1 to 3 show a first embodiment of the present invention, in which FIG. 1 is a perspective view of the suspension device seen diagonally from the rear, and FIGS. 2 and 3 are a plan view and a rear view of the vehicle body. . Also the fourth
6 to 6 show the second embodiment of the present invention, and FIG. 4 shows the first embodiment.
The perspective view, FIG. 5, and FIG. 6 which correspond to the figure are the same top view and rear view. FIG. 7 and FIG. 8 are explanatory views for explaining camber, caster, etc., respectively. 1... Front wheel, 2... Knuckle, 2a... Upper end,
2b...Lower end portion, 5...Upper arm, 6...Lower arm, 5a, 6a...Front support portion, 5b, 6b.

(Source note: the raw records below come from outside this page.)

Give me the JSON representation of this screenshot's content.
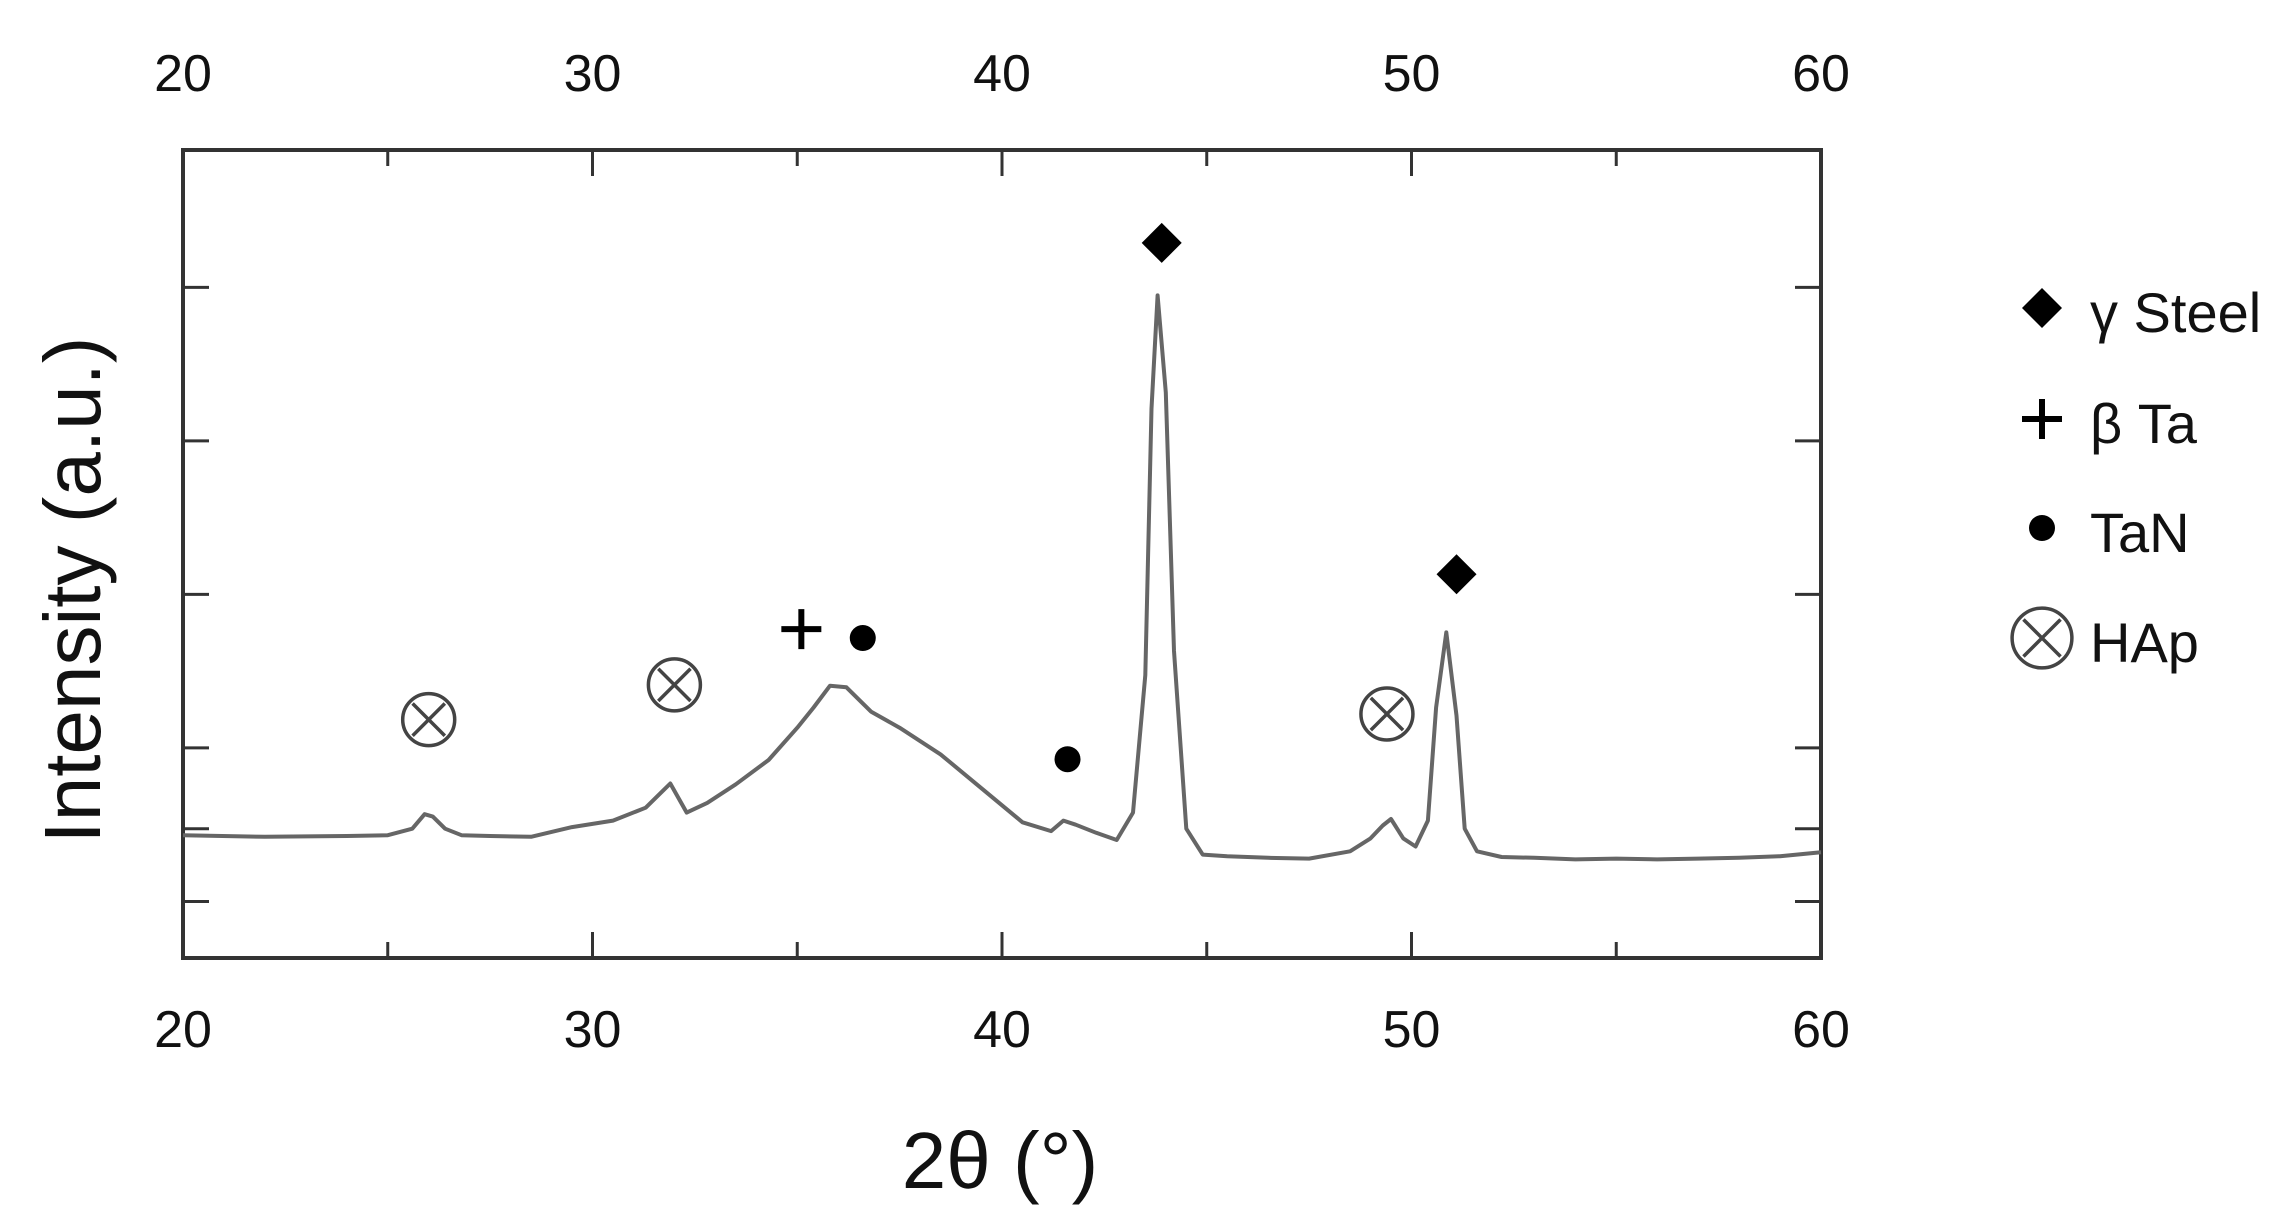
{
  "chart_data": {
    "type": "line",
    "xlabel": "2θ (°)",
    "ylabel": "Intensity (a.u.)",
    "xlim": [
      20,
      60
    ],
    "ylim": [
      0,
      100
    ],
    "x_ticks": [
      20,
      30,
      40,
      50,
      60
    ],
    "top_x_ticks": [
      20,
      30,
      40,
      50,
      60
    ],
    "y_tick_values": [
      7,
      16,
      26,
      45,
      64,
      83,
      100
    ],
    "grid": false,
    "legend_position": "right",
    "line_color": "#666666",
    "series": [
      {
        "x": [
          20,
          22,
          24,
          25,
          25.6,
          25.9,
          26.1,
          26.4,
          26.8,
          27.5,
          28.5,
          29.5,
          30.5,
          31.3,
          31.7,
          31.9,
          32.3,
          32.8,
          33.5,
          34.3,
          35,
          35.4,
          35.8,
          36.2,
          36.8,
          37.5,
          38.5,
          39.5,
          40.5,
          41.2,
          41.5,
          41.8,
          42.3,
          42.8,
          43.2,
          43.5,
          43.65,
          43.8,
          44,
          44.2,
          44.5,
          44.9,
          45.5,
          46.5,
          47.5,
          48.5,
          49,
          49.3,
          49.5,
          49.8,
          50.1,
          50.4,
          50.6,
          50.85,
          51.1,
          51.3,
          51.6,
          52.2,
          53,
          54,
          55,
          56,
          57,
          58,
          59,
          60
        ],
        "y": [
          15.2,
          15,
          15.1,
          15.2,
          16,
          17.8,
          17.5,
          16,
          15.2,
          15.1,
          15,
          16.2,
          17,
          18.6,
          20.6,
          21.6,
          18,
          19.2,
          21.5,
          24.5,
          28.5,
          31,
          33.7,
          33.5,
          30.5,
          28.5,
          25.2,
          21,
          16.8,
          15.7,
          17,
          16.5,
          15.5,
          14.6,
          18,
          35,
          68,
          82,
          70,
          38,
          16,
          12.8,
          12.6,
          12.4,
          12.3,
          13.2,
          14.8,
          16.4,
          17.2,
          14.8,
          13.8,
          17,
          31,
          40.3,
          30,
          16,
          13.2,
          12.5,
          12.4,
          12.2,
          12.3,
          12.2,
          12.3,
          12.4,
          12.6,
          13.1
        ]
      }
    ],
    "annotations": [
      {
        "symbol": "circle-x",
        "x": 26.0,
        "y": 29.5
      },
      {
        "symbol": "circle-x",
        "x": 32.0,
        "y": 33.8
      },
      {
        "symbol": "plus",
        "x": 35.1,
        "y": 40.7
      },
      {
        "symbol": "dot",
        "x": 36.6,
        "y": 39.6
      },
      {
        "symbol": "dot",
        "x": 41.6,
        "y": 24.6
      },
      {
        "symbol": "diamond",
        "x": 43.9,
        "y": 88.5
      },
      {
        "symbol": "circle-x",
        "x": 49.4,
        "y": 30.2
      },
      {
        "symbol": "diamond",
        "x": 51.1,
        "y": 47.5
      }
    ],
    "legend": [
      {
        "symbol": "diamond",
        "label": "γ Steel"
      },
      {
        "symbol": "plus",
        "label": "β Ta"
      },
      {
        "symbol": "dot",
        "label": "TaN"
      },
      {
        "symbol": "circle-x",
        "label": "HAp"
      }
    ]
  }
}
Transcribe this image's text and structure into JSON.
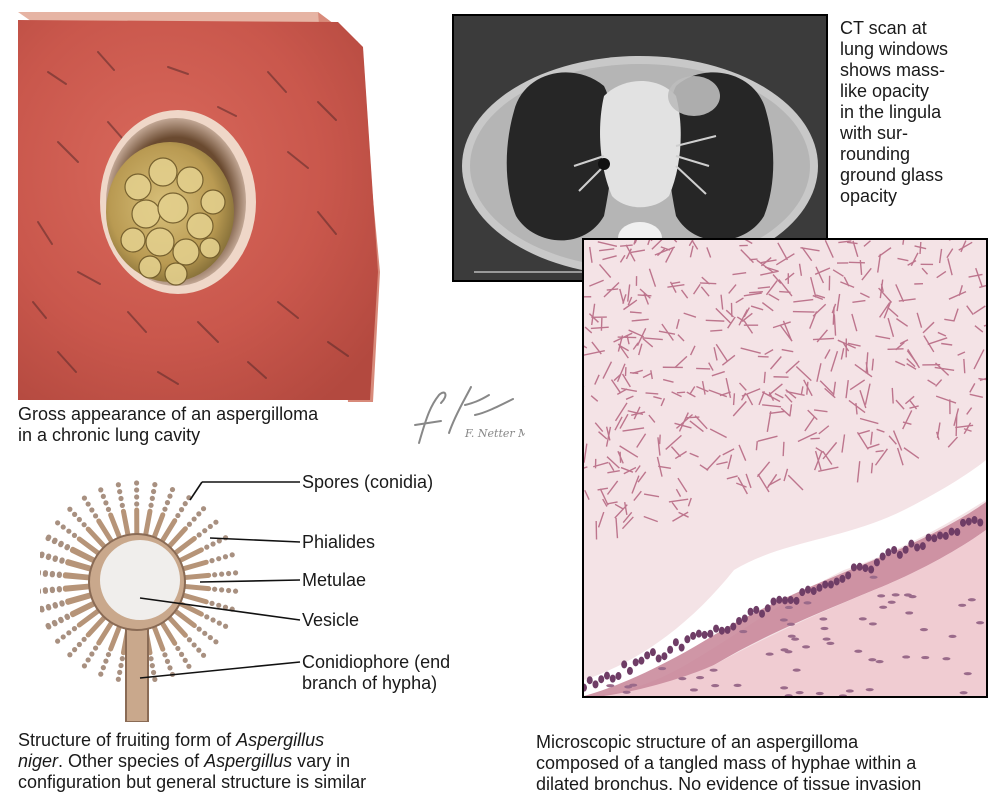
{
  "gross": {
    "caption_line1": "Gross appearance of an aspergilloma",
    "caption_line2": "in a chronic lung cavity"
  },
  "ct": {
    "caption_lines": [
      "CT scan at",
      "lung windows",
      "shows mass-",
      "like opacity",
      "in the lingula",
      "with sur-",
      "rounding",
      "ground glass",
      "opacity"
    ]
  },
  "micro": {
    "caption_line1": "Microscopic structure of an aspergilloma",
    "caption_line2": "composed of a tangled mass of hyphae within a",
    "caption_line3": "dilated bronchus. No evidence of tissue invasion"
  },
  "structure": {
    "labels": {
      "spores": "Spores (conidia)",
      "phialides": "Phialides",
      "metulae": "Metulae",
      "vesicle": "Vesicle",
      "conidiophore_line1": "Conidiophore (end",
      "conidiophore_line2": "branch of hypha)"
    },
    "caption": {
      "part1": "Structure of fruiting form of ",
      "italic1": "Aspergillus",
      "part2": "niger",
      "part3": ". Other species of ",
      "italic2": "Aspergillus",
      "part4": " vary in",
      "line3": "configuration but general structure is similar"
    }
  },
  "signature": {
    "text": "F. Netter M.D."
  },
  "colors": {
    "lung_tissue": "#c9574c",
    "fungus_ball": "#b99a52",
    "ct_background": "#3a3a3a",
    "micro_hyphae": "#b86a84",
    "micro_background": "#f2dede",
    "fruiting_body": "#c9a88c"
  }
}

... Rear support portion, 7... Vehicle body, 11... Steering link, 12... Link member. Patent applicant: Mazda Motor Corporation Agent 1) Hiroshi, -
2 2nd 1

Claims (1)

[Claims] (1) A suspension device for a vehicle in which the upper and lower ends of a wheel support member that supports wheels are suspended and supported on a vehicle body via an upper arm and a lower arm, respectively, and a steering link is linked to the wheel support member. ,
One support part of the two vehicle body side support parts of the upper arm or lower arm is pivotally supported by the vehicle body, and the other support part has a link member that moves the support part in the lateral direction of the vehicle body in conjunction with the steering link. A suspension device for a vehicle, wherein the upper end portion of the wheel support member is inclined toward the rear and inner side of the vehicle body by an outer rudder of the steering link.